Use sprites. Actually, for tiles that don't need any animation, use Background Tile objects. BG Tiles are lighter than sprites.
And if you want to squeeze a little more performance out of it, use only one tile that's solid and make it invisible, and have all of your other BG Tiles just decorative. Stretch and place your invisible BG Tiles where they're needed in the layout. You'll get a little more performance out of doing collision checks against just one or two types of solid tile as opposed to making every decorative tile in your game solid.

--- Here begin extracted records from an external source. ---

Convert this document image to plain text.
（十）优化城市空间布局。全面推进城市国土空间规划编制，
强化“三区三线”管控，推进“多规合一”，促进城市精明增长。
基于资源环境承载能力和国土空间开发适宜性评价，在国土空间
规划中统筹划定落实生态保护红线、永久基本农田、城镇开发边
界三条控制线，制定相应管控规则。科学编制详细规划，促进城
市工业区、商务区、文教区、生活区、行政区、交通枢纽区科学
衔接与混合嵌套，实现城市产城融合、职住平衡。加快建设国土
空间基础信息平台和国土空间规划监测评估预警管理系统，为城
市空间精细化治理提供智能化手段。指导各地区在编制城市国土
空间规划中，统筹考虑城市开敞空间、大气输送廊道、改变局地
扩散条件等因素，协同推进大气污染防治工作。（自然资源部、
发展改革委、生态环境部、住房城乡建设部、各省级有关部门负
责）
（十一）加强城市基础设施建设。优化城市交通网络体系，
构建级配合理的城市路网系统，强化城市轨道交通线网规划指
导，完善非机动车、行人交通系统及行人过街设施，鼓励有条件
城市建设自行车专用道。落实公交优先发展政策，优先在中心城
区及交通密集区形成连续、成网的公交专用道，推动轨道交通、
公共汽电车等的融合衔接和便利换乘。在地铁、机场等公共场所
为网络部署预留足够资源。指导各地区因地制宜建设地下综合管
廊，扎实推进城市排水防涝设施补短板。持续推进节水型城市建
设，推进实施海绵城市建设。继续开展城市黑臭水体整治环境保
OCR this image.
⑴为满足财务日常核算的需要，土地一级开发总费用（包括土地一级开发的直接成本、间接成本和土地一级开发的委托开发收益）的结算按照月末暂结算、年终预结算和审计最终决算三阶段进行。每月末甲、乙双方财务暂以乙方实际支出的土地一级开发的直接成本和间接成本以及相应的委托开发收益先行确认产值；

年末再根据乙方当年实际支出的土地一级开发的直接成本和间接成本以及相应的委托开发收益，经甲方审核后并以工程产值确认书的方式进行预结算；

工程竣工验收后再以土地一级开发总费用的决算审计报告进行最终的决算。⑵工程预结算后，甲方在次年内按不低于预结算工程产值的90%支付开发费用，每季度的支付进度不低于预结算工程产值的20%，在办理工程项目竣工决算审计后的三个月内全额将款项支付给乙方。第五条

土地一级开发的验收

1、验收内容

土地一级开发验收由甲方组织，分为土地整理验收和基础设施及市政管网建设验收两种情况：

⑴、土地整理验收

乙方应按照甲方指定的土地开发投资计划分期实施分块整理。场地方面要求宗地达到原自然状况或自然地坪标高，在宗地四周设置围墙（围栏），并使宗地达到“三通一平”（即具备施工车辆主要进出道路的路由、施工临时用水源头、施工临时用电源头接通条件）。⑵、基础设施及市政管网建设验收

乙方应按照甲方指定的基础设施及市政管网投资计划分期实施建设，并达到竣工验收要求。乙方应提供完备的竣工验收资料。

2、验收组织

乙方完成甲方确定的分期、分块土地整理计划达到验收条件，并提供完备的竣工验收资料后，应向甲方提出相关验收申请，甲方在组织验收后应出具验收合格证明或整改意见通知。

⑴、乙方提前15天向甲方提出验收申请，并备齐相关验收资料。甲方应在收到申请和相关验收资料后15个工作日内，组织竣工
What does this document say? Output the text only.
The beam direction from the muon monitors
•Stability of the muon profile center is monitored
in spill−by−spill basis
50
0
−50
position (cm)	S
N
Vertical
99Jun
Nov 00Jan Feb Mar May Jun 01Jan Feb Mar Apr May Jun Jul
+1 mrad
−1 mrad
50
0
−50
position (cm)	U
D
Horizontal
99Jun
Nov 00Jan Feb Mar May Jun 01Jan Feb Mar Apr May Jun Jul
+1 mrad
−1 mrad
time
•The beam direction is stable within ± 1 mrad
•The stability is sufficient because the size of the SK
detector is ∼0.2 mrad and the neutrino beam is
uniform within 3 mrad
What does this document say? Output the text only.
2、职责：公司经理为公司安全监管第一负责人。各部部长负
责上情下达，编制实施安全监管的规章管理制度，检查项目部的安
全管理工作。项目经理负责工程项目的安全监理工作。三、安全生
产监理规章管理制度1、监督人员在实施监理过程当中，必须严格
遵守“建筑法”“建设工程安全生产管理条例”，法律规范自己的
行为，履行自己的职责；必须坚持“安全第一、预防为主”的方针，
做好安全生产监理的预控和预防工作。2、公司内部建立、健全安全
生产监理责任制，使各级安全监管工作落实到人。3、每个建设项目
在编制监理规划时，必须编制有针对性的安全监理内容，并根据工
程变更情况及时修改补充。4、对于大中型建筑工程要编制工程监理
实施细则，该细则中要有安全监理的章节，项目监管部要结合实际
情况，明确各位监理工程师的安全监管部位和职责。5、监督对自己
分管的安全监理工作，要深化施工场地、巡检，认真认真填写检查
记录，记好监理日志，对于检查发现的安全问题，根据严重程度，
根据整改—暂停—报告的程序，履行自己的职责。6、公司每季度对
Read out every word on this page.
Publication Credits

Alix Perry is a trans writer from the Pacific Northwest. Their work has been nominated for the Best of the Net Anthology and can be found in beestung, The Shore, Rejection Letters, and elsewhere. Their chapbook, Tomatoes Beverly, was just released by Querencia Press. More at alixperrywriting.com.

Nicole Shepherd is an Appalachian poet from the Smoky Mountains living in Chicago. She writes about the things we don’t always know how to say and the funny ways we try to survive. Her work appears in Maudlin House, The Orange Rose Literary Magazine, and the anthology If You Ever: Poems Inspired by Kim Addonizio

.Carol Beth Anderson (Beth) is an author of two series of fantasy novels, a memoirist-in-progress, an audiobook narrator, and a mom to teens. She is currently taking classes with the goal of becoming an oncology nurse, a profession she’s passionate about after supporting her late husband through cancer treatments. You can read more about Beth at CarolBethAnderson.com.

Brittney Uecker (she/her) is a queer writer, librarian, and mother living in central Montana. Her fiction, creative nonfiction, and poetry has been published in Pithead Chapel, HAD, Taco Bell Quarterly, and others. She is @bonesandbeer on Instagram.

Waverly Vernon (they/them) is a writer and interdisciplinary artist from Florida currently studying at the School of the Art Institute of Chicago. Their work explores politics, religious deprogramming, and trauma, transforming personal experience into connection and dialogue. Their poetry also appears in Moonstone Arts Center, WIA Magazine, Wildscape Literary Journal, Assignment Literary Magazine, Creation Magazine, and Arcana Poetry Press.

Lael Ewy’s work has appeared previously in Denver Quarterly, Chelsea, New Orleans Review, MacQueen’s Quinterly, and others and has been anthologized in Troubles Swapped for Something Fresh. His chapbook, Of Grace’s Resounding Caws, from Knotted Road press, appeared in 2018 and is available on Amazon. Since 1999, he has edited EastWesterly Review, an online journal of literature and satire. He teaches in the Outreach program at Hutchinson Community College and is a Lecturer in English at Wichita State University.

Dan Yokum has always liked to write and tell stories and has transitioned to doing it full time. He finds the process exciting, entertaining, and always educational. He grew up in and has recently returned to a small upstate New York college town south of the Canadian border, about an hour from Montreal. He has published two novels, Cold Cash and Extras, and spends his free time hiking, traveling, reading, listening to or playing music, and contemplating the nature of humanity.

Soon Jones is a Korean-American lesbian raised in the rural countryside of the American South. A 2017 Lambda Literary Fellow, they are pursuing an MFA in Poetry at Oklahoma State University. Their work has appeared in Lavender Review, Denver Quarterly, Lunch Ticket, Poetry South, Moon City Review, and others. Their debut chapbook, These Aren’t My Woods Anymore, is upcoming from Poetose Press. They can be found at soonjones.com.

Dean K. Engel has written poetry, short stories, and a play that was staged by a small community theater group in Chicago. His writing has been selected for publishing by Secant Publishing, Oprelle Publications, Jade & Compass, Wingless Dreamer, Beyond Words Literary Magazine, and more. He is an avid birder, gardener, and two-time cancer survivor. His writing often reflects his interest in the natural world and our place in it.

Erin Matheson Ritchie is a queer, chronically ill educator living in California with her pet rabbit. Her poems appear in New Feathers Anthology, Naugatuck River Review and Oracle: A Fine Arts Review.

Another optimization tip: Tiles and sprites draw faster when the same ones are all lined up nicely in Z order. According to Ashley, objects get drawn according to their Z order, so if the tiles are all scrambled up the graphics card has to continuously swap out a new texture to render every time it draws an object. If they're all lined up it only needs to swap the texture once, then draws all the objects, then swaps again at the next object and draws all those. Apparently the texture swapping operation is one of the slower things your graphics card does, so making sure (at least most) of your tiles are z-ordered nicely will make things run a little smoother as well.
Also, you shouldn't have to worry about making sprites "as needed," the island level of This Cursed Rock is 3840x2880 and it's full of static tiles I placed with the layout editor (1225 objects, and I didn't even z-sort them ). So you're really not going to run into any performance issues in that respect, for the most part.